I can’t bear to look at Colin, but I can still feel his eyes on me. I’m just picturing the huge smirk on his face; he must be having a field day. “W-why, why would you say that?” I finally choke out.

“Well, Becky at school said her mom told her that even though Becky hears her mom and dad fighting, they love each other and once they kiss and make up, they feel better.”

I pretend I still have coffee in my cup so I can continue to hide my face.

“So, maybe you two will feel better if you kiss and make up,” Syd adds.

Lord have mercy on me! Please, get me out of here right now! Colin starts laughing his head off. He literally keels over, uncontrollably guffawing at this not very funny situation.

“Well, you heard her! Maybe we should kiss and make up,” he manages to mutter.

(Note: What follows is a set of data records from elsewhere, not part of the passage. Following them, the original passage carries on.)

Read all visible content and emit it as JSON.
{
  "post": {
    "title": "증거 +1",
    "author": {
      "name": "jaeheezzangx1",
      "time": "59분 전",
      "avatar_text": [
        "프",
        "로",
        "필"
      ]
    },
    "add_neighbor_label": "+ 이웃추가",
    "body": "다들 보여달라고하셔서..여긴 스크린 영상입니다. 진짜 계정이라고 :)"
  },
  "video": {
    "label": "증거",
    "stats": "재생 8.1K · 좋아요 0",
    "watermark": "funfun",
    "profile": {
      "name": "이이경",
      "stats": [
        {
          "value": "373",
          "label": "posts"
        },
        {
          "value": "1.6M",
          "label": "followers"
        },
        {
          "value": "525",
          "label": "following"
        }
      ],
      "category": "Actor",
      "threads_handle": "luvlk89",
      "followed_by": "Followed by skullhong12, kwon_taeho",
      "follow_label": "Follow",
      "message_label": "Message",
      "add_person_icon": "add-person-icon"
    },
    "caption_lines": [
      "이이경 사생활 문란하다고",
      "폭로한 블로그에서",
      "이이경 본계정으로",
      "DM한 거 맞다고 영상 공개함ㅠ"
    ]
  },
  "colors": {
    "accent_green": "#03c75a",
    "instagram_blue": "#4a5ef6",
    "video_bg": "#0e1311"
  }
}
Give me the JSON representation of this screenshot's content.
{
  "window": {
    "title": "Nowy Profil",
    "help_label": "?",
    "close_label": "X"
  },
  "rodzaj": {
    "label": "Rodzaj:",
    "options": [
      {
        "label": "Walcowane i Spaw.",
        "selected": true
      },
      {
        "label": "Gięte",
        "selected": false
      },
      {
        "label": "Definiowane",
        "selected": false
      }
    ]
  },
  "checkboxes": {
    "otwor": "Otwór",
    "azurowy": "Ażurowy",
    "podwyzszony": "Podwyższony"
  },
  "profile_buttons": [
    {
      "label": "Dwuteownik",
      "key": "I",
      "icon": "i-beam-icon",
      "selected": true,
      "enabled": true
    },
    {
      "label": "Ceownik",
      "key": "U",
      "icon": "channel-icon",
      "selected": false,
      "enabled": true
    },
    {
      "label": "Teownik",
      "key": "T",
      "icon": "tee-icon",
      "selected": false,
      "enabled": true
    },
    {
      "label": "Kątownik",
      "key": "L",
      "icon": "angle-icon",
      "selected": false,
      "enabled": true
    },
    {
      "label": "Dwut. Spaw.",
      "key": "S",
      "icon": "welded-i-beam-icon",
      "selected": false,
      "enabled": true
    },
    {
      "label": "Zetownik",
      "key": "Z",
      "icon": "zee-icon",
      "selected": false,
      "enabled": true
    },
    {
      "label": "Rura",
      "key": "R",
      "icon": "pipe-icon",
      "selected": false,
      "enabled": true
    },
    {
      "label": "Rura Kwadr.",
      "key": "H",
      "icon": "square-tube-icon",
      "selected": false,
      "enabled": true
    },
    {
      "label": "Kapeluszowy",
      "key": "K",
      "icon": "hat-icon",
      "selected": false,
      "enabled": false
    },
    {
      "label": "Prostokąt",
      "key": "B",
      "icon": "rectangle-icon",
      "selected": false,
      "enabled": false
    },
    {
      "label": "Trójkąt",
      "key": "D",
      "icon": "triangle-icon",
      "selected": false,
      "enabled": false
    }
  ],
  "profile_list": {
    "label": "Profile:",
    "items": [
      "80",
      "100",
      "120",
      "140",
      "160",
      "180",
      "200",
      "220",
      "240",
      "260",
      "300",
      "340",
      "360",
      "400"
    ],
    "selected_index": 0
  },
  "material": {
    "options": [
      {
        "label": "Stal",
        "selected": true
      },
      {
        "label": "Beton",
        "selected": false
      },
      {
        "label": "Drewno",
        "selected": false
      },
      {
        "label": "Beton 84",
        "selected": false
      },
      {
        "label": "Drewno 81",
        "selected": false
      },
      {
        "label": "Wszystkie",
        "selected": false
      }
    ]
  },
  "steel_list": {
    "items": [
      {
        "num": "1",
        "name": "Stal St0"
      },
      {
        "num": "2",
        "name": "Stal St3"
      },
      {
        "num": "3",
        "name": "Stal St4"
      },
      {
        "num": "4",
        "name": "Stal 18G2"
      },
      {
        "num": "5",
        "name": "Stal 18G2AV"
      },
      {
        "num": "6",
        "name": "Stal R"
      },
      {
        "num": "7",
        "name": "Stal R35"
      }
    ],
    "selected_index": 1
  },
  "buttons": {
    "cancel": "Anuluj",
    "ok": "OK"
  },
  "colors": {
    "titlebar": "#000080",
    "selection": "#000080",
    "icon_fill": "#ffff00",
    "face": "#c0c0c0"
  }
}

But then Syd’s eyes bulge, thinking Colin just confirmed that he and I are in love.

“Colin and Mommy sitting in a tree! K-I-S-S-I-N-G,” she starts singing.

You’ve got to be kidding me! She didn’t understand his stupid, cocky, dumbass humor. I can’t think of a way out of this. All I can hear is Sydney, still singing, “First comes love, then comes marriage, then comes a baby in the baby carriage!”

Why couldn’t Colin have gone to a different physical therapist? Why couldn’t we have stayed angry at each other? Or at least been distant like all my other normal clients? Why?

LUNA! That’s why! Everything changed the day she ate his damn headphones! “Where’s Luna?” I stand up, planning my escape route.

“On the beach with my mom, getting trained,” Colin answers.

“We made bacon earlier for her reward treats,” Syd adds. Great! Luna might not be my best escape tactic after all.

On second thought, I don’t care. I race out of the house and head down to the beach, just as I hear Jacob, Sophie and the rest of Colin's family coming down the stairs.